Defending freedom of expression of human rights’ defenders in Paraguay

Publish Date: 
Monday, December 28, 2015

On December 9, 2015, the Paraguayan Council of Justice (Consejo de Superintendencia de Justicia) issued a decision on the administrative inquiry procedure initiated against human rights’ defender, Julia Cabello, applying a sanction of admonition (amonestación). On December 22, 2015, Tierraviva, an ESCR-Net member organization based in Paraguay, appealed from the decision, in an attempt to avoid a negative precedent against freedom of expression of human rights defenders in the country.

Photo by Adriana Lugo

Julia Cabello is an attorney who has worked for more than a decade in defense of the right to land of the Sawhoyamaxa community in Paraguay. From the 1990s, the Sawhoyamaxa community of the Enxet people has sought protection for their right to land. After exhausting all internal legal procedures in Paraguay, the indigenous people turned to the Inter-American System to protect their rights to life and land. In 2006, the Inter-American Court of Human Rights ordered the State of Paraguay to grant the indigenous community title to approximately 14,000 hectares that constitute the ancestral land of the indigenous people.

In compliance with the Court’s decision, the Paraguayan Congress expropriated 14,404 hectares of land in favor of the Sawhoyamaxa community, through Law No. 5194 of 2014. The constitutionality of the law was challenged before the Constitutional Chamber of the Supreme Court of Justice, and, in September 2014, the Court unanimously rejected the action of unconstitutionality presented against the law. With this ruling, the process focused on complying with the administrative process to title the lands in favor of the Sawhoyamaxa community. 

When the administrative proceedings were initiating, in order to comply with the order of the Inter-American Court and the law passed by the Paraguayan Congress, the President of the Constitutional Chamber of the Supreme Court of Justice, Dr. Bareiro de Módica, accepted a second action of unconstitutionality against the law that expropriated the lands in favor of the Sawhoyamaxa community. This time, the Kansol S.A and Roswell Company S.A. companies, property of Roedel, focused on article 3 of Law 5194 of 2014. This provision discussed the compensation that must be paid to the owner of the lands that were expropriated in favor of the Sawhoyamaxa people. The content of this article was already discussed and resolved when the Court considered the first action of unconstitutionality.  As a result of this action, Ms. Cabello, an attorney with Tierraviva, a non-governmental organization that provides legal representation of the Sawhoyamaxa community, published a note that criticized the Court’s admission of the second action. In response, Dr. Bareiro began an administrative inquiry against her, together with the Counsel of the Superintendent of the Supreme Court. Although the Court has finally rejected the second action of unconstitutionality, the inquiry against Ms. Cabello is still underway, which has resulted in a violation of her right to freedom of expression. The sanction to which she is exposed in this inquiry, should a sanction be imposed, is the termination of her registration as a lawyer, or suspension for a year from the exercise of the legal profession. 

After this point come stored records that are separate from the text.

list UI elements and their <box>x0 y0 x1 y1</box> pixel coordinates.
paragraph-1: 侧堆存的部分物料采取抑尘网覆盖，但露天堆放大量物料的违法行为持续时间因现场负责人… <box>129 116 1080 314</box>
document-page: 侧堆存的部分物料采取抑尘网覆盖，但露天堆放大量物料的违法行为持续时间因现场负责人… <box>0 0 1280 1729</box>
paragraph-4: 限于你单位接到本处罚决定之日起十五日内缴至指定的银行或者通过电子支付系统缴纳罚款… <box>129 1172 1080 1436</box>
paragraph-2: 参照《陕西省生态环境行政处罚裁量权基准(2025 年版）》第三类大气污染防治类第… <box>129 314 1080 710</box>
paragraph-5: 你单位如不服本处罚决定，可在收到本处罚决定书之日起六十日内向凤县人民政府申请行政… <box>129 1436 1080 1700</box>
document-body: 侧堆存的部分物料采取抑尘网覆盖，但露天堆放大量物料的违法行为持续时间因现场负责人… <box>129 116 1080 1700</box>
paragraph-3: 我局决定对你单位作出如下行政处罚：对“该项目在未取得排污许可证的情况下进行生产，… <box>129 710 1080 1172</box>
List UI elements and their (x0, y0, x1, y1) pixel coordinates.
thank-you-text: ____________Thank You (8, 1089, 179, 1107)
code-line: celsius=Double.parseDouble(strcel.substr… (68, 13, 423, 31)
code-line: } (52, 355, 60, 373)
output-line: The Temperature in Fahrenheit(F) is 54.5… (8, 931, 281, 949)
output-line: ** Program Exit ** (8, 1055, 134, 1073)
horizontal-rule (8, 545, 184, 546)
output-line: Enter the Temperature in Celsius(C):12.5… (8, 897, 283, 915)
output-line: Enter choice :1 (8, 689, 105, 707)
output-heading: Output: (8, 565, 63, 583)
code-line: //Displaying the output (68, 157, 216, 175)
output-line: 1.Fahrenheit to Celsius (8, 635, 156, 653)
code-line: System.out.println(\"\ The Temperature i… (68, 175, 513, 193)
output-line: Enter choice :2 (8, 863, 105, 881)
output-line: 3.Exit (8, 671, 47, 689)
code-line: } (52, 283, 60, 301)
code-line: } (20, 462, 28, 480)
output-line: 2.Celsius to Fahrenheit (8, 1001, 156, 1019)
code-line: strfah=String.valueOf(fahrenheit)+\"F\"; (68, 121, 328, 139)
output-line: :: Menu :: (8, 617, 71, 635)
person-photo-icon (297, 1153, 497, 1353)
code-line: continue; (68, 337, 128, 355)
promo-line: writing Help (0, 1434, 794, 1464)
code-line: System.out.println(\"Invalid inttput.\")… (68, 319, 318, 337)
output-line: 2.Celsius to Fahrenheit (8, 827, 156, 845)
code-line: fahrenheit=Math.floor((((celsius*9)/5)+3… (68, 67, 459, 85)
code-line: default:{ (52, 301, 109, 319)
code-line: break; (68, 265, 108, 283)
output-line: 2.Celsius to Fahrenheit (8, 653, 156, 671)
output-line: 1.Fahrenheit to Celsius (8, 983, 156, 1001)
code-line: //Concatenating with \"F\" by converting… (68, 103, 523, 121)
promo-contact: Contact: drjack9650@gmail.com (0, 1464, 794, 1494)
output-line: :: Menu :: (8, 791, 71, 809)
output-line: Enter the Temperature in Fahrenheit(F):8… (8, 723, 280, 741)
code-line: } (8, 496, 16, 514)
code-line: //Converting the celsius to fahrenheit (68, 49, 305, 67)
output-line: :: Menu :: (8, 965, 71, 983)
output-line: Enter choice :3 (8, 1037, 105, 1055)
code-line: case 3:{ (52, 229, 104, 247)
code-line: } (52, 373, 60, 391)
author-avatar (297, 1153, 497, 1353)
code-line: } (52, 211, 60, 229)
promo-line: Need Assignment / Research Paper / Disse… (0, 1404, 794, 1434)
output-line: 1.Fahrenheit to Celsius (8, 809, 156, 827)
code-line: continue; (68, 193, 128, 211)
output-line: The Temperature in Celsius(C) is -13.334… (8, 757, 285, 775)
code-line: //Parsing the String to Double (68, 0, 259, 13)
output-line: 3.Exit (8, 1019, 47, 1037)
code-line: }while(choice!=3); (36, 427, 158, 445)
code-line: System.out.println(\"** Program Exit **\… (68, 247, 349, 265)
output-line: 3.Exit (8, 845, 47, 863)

On July 28, 2015, the International Network for Economic, Social and Cultural Rights (ESCR-Net) and Dejusticia (Colombia) presented an amicus brief in the administrative inquiry proceeding against Ms. Cabello, to protect the right to freedom of expression of human rights’ defenders and the decision of the Paraguayan Council of Justice cited the amicus..

While ESCR-Net members applaud the decision to refrain from establishing more heavy penalties against Ms. Cabello, concerns have been expressed regarding the establishment of a negative precedent that could curtail the ability of human rights’ defenders to protect rights, for fear of retaliation against their freedom of expression.